Clinical toxicology of drugs used in the treatment of opiate dependency.

Many aspects of the pharmacokinetics of methadone have been evaluated since 1970. Analytic techniques used to monitor urine and serum or plasma concentrations of methadone and its metabolites have improved with advances in chromatography and development of immunoassay techniques. On reviewing the literature on methadone since 1970, however, there were several recurring limitations of the experimental design in a large number of the studies reported.

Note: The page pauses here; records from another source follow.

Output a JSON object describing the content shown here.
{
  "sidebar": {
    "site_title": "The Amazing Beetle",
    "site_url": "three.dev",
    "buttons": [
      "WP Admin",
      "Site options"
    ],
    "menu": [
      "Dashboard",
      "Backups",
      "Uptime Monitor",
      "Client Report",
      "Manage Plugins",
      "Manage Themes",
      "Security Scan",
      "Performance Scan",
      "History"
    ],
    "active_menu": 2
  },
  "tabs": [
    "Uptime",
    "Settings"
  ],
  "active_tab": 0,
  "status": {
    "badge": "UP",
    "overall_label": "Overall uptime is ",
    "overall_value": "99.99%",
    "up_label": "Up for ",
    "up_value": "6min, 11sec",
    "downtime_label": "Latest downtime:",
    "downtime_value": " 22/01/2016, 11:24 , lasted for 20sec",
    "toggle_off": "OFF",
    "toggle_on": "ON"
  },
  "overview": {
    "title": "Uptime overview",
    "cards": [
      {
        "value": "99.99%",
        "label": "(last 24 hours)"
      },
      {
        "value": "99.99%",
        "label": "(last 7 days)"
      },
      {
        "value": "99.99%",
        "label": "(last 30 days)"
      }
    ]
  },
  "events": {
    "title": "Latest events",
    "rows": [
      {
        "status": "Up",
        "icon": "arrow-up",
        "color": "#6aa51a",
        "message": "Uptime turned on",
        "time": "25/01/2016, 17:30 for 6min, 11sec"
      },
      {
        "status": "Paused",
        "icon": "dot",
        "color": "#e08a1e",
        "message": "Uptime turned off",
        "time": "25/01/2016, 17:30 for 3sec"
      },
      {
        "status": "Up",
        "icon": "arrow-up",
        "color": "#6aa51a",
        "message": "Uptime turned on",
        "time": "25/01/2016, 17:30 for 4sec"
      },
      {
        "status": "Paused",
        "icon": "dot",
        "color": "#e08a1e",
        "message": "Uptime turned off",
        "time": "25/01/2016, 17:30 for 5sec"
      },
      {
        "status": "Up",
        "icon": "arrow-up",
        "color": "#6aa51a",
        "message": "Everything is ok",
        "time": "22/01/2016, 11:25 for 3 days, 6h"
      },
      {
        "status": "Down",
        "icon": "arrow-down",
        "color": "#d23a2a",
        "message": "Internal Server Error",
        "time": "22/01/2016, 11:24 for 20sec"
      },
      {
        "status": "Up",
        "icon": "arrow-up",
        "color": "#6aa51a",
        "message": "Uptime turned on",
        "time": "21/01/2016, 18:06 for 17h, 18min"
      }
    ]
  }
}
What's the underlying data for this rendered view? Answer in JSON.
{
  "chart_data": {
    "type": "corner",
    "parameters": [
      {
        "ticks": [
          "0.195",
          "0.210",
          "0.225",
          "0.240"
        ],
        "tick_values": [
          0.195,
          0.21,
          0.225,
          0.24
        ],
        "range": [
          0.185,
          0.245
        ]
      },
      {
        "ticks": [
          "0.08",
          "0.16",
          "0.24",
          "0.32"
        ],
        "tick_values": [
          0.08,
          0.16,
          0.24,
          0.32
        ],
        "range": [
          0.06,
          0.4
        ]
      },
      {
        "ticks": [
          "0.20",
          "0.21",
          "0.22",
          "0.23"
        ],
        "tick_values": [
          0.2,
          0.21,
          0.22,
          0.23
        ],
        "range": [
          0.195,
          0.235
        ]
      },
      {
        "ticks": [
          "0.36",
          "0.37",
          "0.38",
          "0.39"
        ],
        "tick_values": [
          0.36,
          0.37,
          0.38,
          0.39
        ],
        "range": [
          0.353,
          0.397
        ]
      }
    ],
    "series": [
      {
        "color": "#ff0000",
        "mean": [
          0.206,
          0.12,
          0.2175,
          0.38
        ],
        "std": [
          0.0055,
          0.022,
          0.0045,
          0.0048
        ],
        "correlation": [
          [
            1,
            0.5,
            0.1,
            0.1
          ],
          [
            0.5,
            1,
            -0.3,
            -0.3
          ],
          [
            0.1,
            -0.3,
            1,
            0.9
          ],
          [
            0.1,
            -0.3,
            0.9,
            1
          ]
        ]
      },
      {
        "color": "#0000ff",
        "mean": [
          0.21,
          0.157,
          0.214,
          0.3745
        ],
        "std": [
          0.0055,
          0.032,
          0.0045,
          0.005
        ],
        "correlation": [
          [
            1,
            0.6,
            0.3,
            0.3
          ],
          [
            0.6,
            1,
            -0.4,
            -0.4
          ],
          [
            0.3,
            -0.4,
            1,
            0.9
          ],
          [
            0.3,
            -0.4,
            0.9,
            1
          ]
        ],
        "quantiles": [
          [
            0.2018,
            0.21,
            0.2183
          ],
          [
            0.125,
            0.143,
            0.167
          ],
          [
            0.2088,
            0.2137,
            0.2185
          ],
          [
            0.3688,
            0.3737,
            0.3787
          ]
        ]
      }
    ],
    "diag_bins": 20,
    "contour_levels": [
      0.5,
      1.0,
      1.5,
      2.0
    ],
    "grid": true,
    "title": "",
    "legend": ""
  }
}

These include: 1. No appreciation for the effect of urinary pH on excretion of methadone 2. Small number of patients enrolled with inadequate control subjects 3. The effect of smoking cigarettes was not evaluated or adequately controlled 4. Urine collections were often obtained without supervision and correcting results to creatinine excretion 5. Blood specimens were generally not collected from 0-15 minutes after intravenous dosing 6. Incomplete excretion data (nonhydrolysis of glucuronide conjugates) in the urine 7. Most studies did not evaluate protein binding of methadone when attempting to correlate therapeutic control or failure with serum concentrations of methadone. In general, the literature supporting the use of naltrexone was more favorable than for methadone, buprenorphine, LAAM, and clonidine. The major limitation on the use of naltrexone, however, is the lack of incentive for the patient to keep taking the medication. If the use of naltrexone, LAAM, buprenorphine, or clonidine becomes widely available, robust analytic techniques must be developed for monitoring of these drugs, their metabolites, or both in the urine to verify patient compliance.